Ici, en Asie centrale, et là, en Russie, les contraintes institutionnelles, politiques et économiques, contribuent à la création par les migrants et leurs familles de pratiques rituelles et économiques d’ajustement. L’analyse des décès des migrants centrasiatiques en Russie permettra ainsi de saisir les enjeux soulevés par les pratiques symboliques, rituelles et économiques de reterritorialisation auxquelles ils donnent lieu. Plus généralement, elle contribuera aux recherches portant sur ces « morts déterritorialisés ».
(b) « Rituels funéraires, construction mémorielle et résistance politique »

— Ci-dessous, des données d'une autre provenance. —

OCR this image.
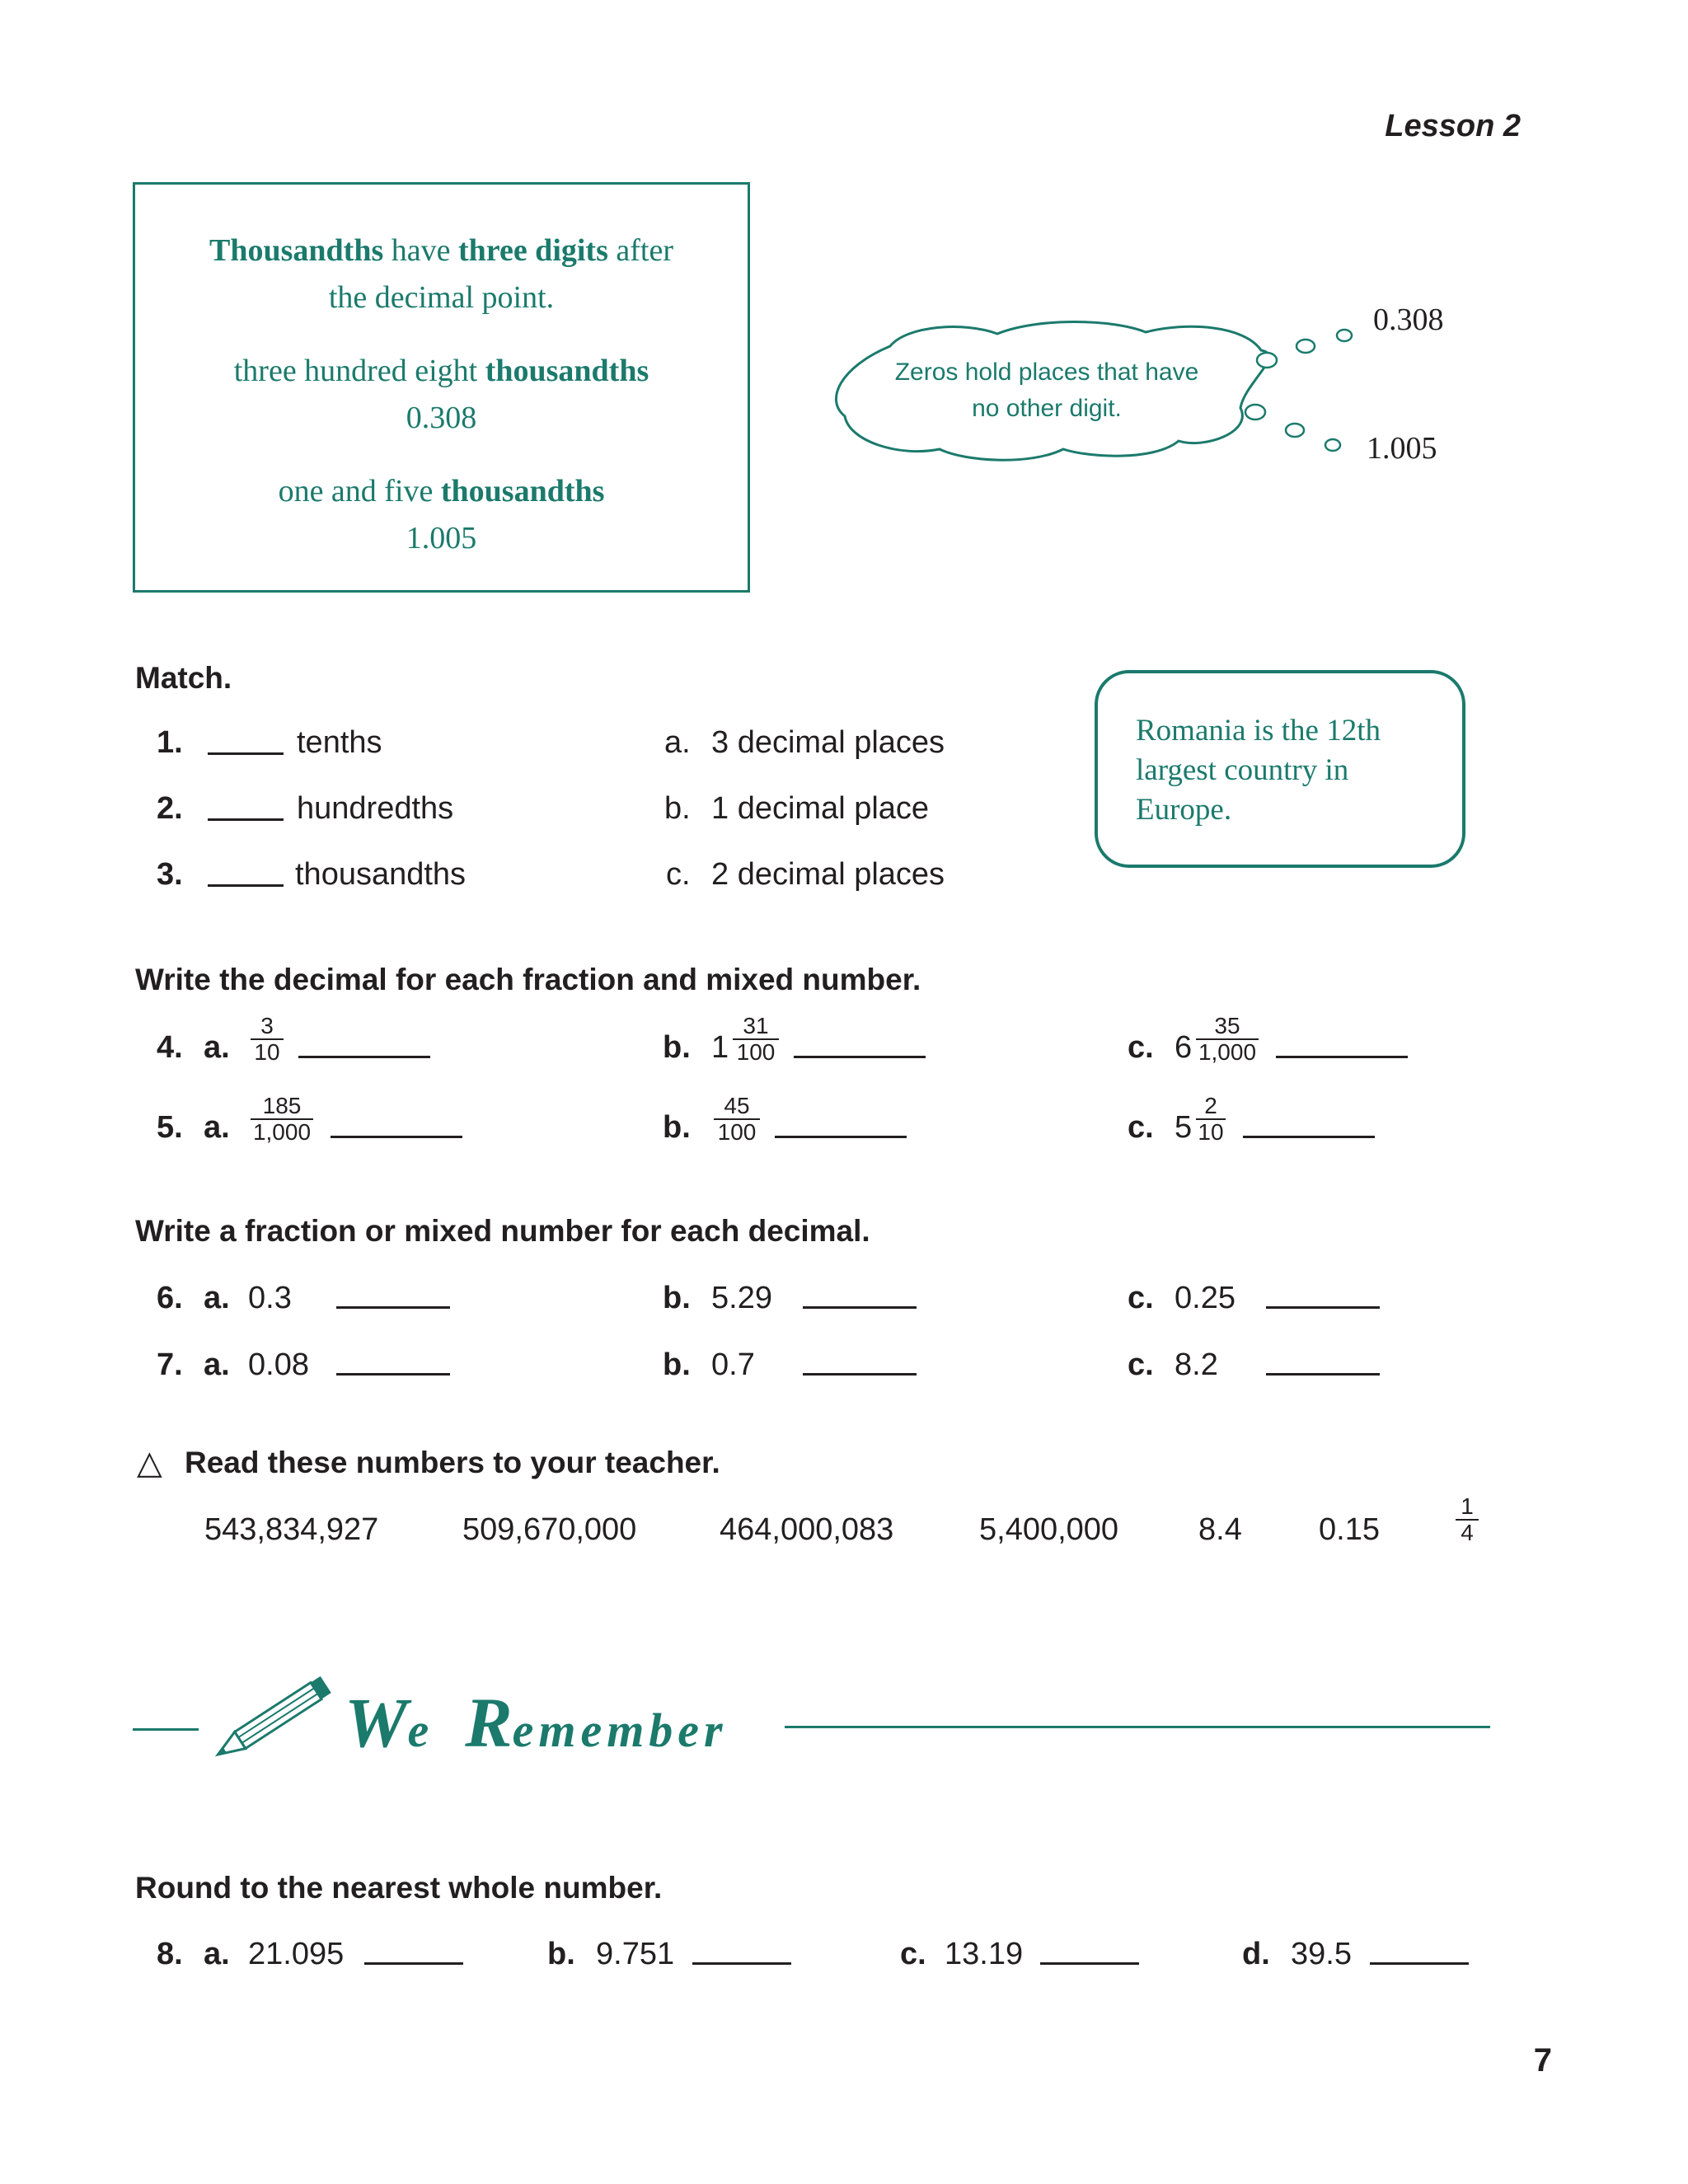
Lesson 2

Thousandths have three digits after

the decimal point.

three hundred eight thousandths

0.308

one and five thousandths

1.005

Zeros hold places that have
no other digit.
0.308
1.005
Match.
1.	tenths
2.	hundredths
3.	thousandths
a. 3 decimal places
b. 1 decimal place
c. 2 decimal places
Romania is the 12th
largest country in
Europe.
Write the decimal for each fraction and mixed number.
4. a. $\frac{3}{10}$	b. $1 \frac{31}{100}$	c. $6 \frac{35}{1,000}$
5. a. $\frac{185}{1,000}$	b. $\frac{45}{100}$	c. $5 \frac{2}{10}$
Write a fraction or mixed number for each decimal.
6. a. 0.3	b. 5.29	c. 0.25
7. a. 0.08	b. 0.7	c. 8.2
△ Read these numbers to your teacher.
543,834,927	509,670,000	464,000,083	5,400,000	8.4 0.15	$\frac{1}{4}$
We Remember
Round to the nearest whole number.
8. a. 21.095	b. 9.751	c. 13.19	d. 39.5
7
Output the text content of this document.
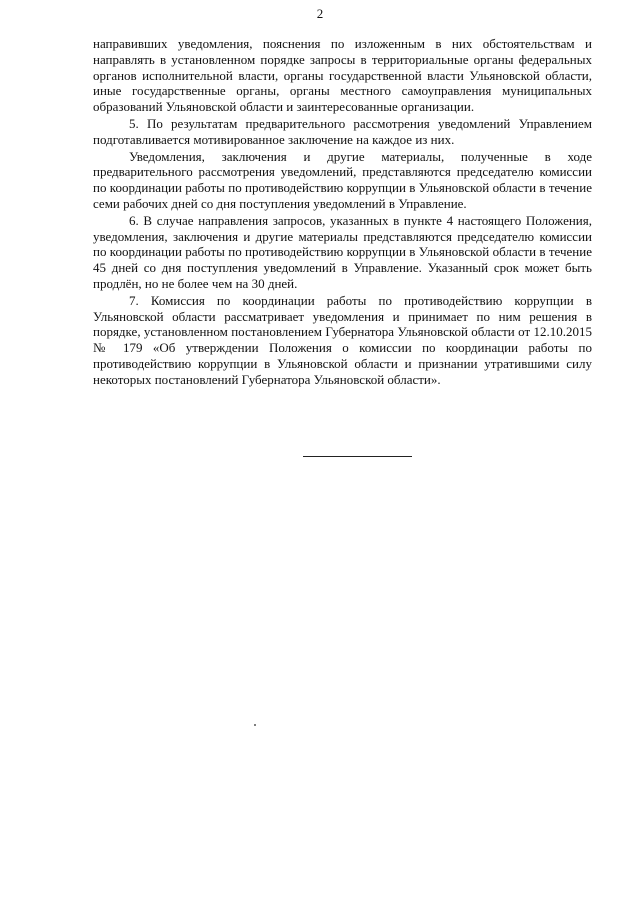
2

направивших уведомления, пояснения по изложенным в них обстоятельствам и направлять в установленном порядке запросы в территориальные органы федеральных органов исполнительной власти, органы государственной власти Ульяновской области, иные государственные органы, органы местного самоуправления муниципальных образований Ульяновской области и заинтересованные организации.

5. По результатам предварительного рассмотрения уведомлений Управлением подготавливается мотивированное заключение на каждое из них.

Уведомления, заключения и другие материалы, полученные в ходе предварительного рассмотрения уведомлений, представляются председателю комиссии по координации работы по противодействию коррупции в Ульяновской области в течение семи рабочих дней со дня поступления уведомлений в Управление.

6. В случае направления запросов, указанных в пункте 4 настоящего Положения, уведомления, заключения и другие материалы представляются председателю комиссии по координации работы по противодействию коррупции в Ульяновской области в течение 45 дней со дня поступления уведомлений в Управление. Указанный срок может быть продлён, но не более чем на 30 дней.

7. Комиссия по координации работы по противодействию коррупции в Ульяновской области рассматривает уведомления и принимает по ним решения в порядке, установленном постановлением Губернатора Ульяновской области от 12.10.2015 № 179 «Об утверждении Положения о комиссии по координации работы по противодействию коррупции в Ульяновской области и признании утратившими силу некоторых постановлений Губернатора Ульяновской области».
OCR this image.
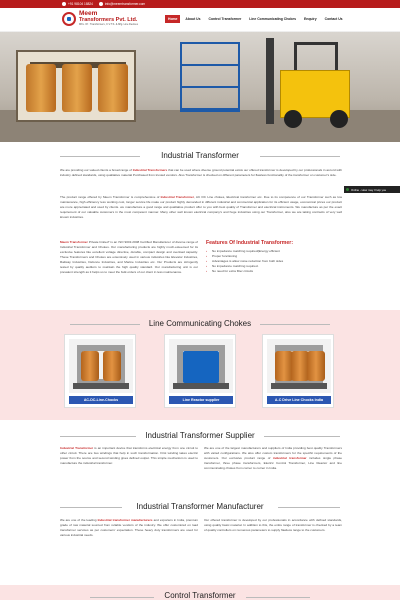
+91 98104 18824	info@meemtransformer.com
Meem
Transformers Pvt. Ltd.
Mfrs. Of : Transformers, C.V.T.S. & Mfg. Line Devices
Home	About Us	Control Transformer	Line Communicating Chokes	Enquiry	Contact Us
Industrial Transformer

We are providing our valued clients a broad range of Industrial Transformers that can be used where diverse ground potential exists our offered transformer is developed by our professionals in accord with industry defined standards, using qualitative material Purchased from trusted vendors. Also Transformer is checked on different parameters for flawless functionality of the transformer on customer's side.

The product range offered by Meem Transformer is comprehensive of Industrial Transformer, AC DC Line chokes, Electrical transformer etc. Due to its competence of our Transformer such as low maintenance, high efficiency less working cost, longer service life make our product highly demanded in different industrial and commercial application for its efficient usage, economical prices our product are more appreciated and used by clients. we manufacture a good range and qualitative product offer to you with best quality of Transformer and electrical instruments. We manufacture as per the exact requirement of our valuable customers in the most competent manner. Many other well known electrical company's and huge industries using our Transformer, also we are taking contracts of very well known industries.

Meem Transformer Private limited" is an ISO 9001:2008 Certified Manufacturer of diverse range of Industrial Transformer and Chokes. Our manufacturing products are highly much-esteemed for its exclusive features like excellent voltage directive, durable, compact design and overload capacity. These Transformers and Chokes are extensively used in various industries like Elevator Industries, Railway Industries, Defence Industries, and Marine Industries etc. Our Products are stringently tested by quality auditors to maintain the high quality standard. Our manufacturing unit is our prevalent strength as it helps us to meet the bulk orders of our client in less maintenance.

Features Of Industrial Transformer:
› No impedance matching required(Energy efficient
› Proper functioning
› Advantages is allow noise reduction from both sides
› No impedance matching required.
› No need for extra filter circuits
Online - How may I help you
Line Communicating Chokes
AC-DC-Line-Chocks	Line Reactor supplier	A-C Drive Line Chocks India
Industrial Transformer Supplier

Industrial Transformer is an important device that transforms electrical energy from one circuit to other circuit. There are two windings that help in such transformation. First winding takes electric power from the source and second winding gives defined output. This simple mechanism is used to manufacture the industrial transformer.

We are one of the largest manufacturers and suppliers of India providing best quality Transformers with varied configurations. We also offer custom transformers for the specific requirements of the customers. Our exclusive product range of industrial transformer includes single phase transformer, three phase transformers, Electric Control Transformer, Line Reactor and line communicating chokes from corner to corner in India.

Industrial Transformer Manufacturer

We are one of the leading Industrial transformer manufacturers and exporters in India, premium grade of raw material sourced from reliable vendors of the industry. We offer customized on load transformer services as per customers' expectation. These heavy duty transformers are used for various industrial needs.

Our offered transformer is developed by our professionals in accordance with defined standards, using quality basic material. In addition to this, the entire range of transformer is checked by a team of quality controllers on numerous parameters to supply flawless range to the customers.

Control Transformer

Ce 2e axe de recherche s’intéresse à la construction mémorielle et la dimension politique de ces pratiques rituelles transnationales. L'une des originalités du projet REFPoM réside dans l’approche politique du phénomène : il s’agit d’aborder le rituel comme le lieu d’une micro-politique qui permet de saisir, au-delà des transformations symboliques et familiales, la manière dont les migrations et les processus politiques actuels affectent les relations des populations à leurs institutions. Ici, les notions de « tactique » (Certeau et Giard 2010) et d’ « infra-politique » (Scott 2006) nous serviront de point de départ théorique pour analyser les rapports entre les groupes sociaux (les migrants, leurs familles, etc.) et les institutions qui les gouvernent. En comprenant les rituels transnationaux comme une « arène de contestation » (Gardner et Grillo 2002) plus ou moins visible ou consciente, ce projet permettra de rendre visibles des rapports politiques entre communautés et État, rapports qui ne sont pas incarnés dans des institutions mais plutôt dans des pratiques – ici funéraires – qui visent le plus souvent à les contourner.
Il s’agira pour cette équipe de recherche d’analyser le rôle et les dynamiques de l’économie funéraire au sens large pour saisir à la fois les pratiques d’entraide dans la migration, la gestion de la mort en contexte de mobilité et, plus largement, les dynamiques qui sous-tendent les rapports entre société et politique en contexte postsocialiste.
Coordination du projet
Juliette Cleuziou (Laboratoire d'Anthropologie des Enjeux Contemporains)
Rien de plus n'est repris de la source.